すると私達に気を遣ったように2人が言う。


「由夏、加奈。」


思わず呼び掛けてしまう私。もう行っちゃうの?2人の気持ちは嬉しいけど、でも・・・。


「何、そんな泣きべそかいてんの?卒業式は終わったけど、私達はこれからも、いつでも会えるじゃん。」


「でも、由夏・・・。」


今日でもう学校に来なくなるんだよ、制服も着られなくなるんだよ。もう少し、ここで一緒に居たいよ。

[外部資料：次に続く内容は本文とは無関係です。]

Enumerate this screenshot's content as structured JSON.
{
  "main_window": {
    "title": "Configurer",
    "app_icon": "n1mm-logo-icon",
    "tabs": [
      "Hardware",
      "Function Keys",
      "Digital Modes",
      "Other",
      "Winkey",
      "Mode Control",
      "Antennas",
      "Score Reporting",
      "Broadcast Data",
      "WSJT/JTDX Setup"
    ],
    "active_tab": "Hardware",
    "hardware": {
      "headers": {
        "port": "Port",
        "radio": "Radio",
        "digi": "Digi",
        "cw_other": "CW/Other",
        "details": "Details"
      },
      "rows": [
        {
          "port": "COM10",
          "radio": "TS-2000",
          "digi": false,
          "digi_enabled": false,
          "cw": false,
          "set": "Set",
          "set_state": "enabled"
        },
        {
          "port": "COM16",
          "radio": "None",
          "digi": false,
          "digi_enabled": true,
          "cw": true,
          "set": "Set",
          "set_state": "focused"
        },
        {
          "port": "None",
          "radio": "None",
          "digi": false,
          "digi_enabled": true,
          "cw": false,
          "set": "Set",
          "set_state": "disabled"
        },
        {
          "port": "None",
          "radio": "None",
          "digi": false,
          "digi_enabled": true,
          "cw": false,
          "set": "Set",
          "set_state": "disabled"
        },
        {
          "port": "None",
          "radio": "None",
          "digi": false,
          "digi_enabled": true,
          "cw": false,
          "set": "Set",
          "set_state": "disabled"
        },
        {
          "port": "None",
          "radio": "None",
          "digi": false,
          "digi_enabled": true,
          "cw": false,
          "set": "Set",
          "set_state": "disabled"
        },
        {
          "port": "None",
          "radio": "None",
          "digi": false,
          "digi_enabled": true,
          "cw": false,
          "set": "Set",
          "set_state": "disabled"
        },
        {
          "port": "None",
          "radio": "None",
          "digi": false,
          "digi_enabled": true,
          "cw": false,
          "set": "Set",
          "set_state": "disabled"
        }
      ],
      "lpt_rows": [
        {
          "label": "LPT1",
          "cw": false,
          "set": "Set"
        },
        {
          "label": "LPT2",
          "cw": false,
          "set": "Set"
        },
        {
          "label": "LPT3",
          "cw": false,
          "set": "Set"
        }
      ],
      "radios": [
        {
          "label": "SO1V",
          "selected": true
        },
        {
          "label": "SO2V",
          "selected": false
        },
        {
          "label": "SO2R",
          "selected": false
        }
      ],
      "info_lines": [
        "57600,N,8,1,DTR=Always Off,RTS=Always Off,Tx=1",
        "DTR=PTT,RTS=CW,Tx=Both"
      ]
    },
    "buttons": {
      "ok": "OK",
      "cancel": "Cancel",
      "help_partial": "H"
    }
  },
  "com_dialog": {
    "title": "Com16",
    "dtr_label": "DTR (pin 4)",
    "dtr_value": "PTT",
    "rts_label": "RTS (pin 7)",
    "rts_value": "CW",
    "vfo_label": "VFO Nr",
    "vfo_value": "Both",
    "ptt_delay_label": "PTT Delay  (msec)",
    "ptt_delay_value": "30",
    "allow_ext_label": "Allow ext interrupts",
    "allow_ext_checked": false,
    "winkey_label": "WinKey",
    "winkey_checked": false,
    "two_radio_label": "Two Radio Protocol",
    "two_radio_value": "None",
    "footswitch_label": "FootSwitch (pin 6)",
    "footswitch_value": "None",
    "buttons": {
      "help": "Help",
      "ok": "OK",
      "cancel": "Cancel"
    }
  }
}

「悠、気持ちはわかるけど、今日はもうサヨナラしよ。その代わり、悪いけど、私達、これからの春休み、悠を先輩にひとり占めさせる気ないから。」


「加奈〜。」


その加奈の言葉に私の涙腺は再び決壊。


「では、先輩。この泣き虫のことはよろしくお願いします。」


「わかった、2人ともありがとう。これからも悠のこと、よろしくな。」


「先輩が名古屋に行っても、由夏と2人で、悠に悪い虫が付かないように全力で保護しますから。その代わり、先輩も悪い虫を近づけないように気をつけて下さいよ。」


「もし、悠を悲しませたり、泣かせたりしたら、私達、絶対に許しません。その時は先輩から悠を永久に取り上げますから。」


「わかりました、肝に銘じます。」


2人からの厳しい言葉に、殊勝な表情で答える徹くん。


「じゃ、これで失礼します。」


「悠、またね。」


そう言って、手を振りながら、2人は私達から離れて行った。


「由夏、加奈、愛してるから〜。」


突然の私の叫びに、一瞬、2人は苦笑いを浮かべたけど、私達に手を振って、帰って行った。